Маша стояла в проёме двери на боевой ход, крестила Ваню и шептала молитву. Ваня содрогался на мостках, как под плетью, но пробирался дальше, а Маша снова крестила его, будто штопала парус, и снова шептала молитву, словно её спасающая сила растрачивалась при каждом попадании.

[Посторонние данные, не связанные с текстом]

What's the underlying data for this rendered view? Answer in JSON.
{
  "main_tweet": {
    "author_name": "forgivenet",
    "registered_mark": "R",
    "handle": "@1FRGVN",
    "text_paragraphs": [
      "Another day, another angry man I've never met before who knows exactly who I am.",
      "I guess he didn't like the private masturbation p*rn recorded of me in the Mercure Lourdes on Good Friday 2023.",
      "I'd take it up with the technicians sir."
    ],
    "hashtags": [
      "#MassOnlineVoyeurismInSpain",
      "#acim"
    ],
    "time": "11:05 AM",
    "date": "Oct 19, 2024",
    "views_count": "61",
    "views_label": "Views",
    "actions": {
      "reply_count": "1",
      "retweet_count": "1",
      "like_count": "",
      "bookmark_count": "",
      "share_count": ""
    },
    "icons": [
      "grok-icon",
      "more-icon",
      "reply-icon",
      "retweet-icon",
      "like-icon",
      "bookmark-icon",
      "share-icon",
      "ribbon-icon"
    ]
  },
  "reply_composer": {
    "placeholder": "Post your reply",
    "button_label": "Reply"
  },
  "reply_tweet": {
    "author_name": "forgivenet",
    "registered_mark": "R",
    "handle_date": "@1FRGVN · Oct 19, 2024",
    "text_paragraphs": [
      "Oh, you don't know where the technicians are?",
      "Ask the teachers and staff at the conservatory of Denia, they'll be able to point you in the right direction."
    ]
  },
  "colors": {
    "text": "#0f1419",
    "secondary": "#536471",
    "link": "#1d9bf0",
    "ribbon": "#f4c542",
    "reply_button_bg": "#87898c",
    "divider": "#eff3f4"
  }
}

Лучники находились слишком далеко от частокола, чтобы стрелы пробивали кольчугу, а приблизиться мешали развалины амбаров в бурьяне. Самые рьяные стрелки, охваченные жаждой победы, спешились и полезли на брёвна развалин, и тогда башня загремела пальбой. Ремезовы из ружей сшибали лучников, но вслед за подраненными и убитыми появлялись новые. Степняки разразились дружным воплем ликования, когда стрела вонзилась Ване в ногу. Ваня застыл, пережидая вспышку боли и ужаса, — и продолжил движение. Ещё одна стрела вонзилась ему в рёбра сквозь кольчугу, но Ваня всё равно не остановился и даже не помедлил. Издалека он казался степнякам каким-то бесчувственным насекомым, которое ползёт и ползёт, хотя его колют иголками. Башня грохотала, из её бойниц полз синий пороховой дым.
Ещё несколько шагов — и Ваня наконец ввалился в дверной проём на другом конце хода. У двери и в углу ещё сохранился пол, и Ваня без сил опустился на половицы. Ногу и бок разрывало от боли. Ваня потянулся и, не глядя, выдернул стрелы — из бедра и сзади из рёбер. Он едва не потерял сознание, но хлестнул себя по лицу и опомнился. Возиться с перевязкой ран у него не было времени. Пусть кровоточат. Есть дело поважнее.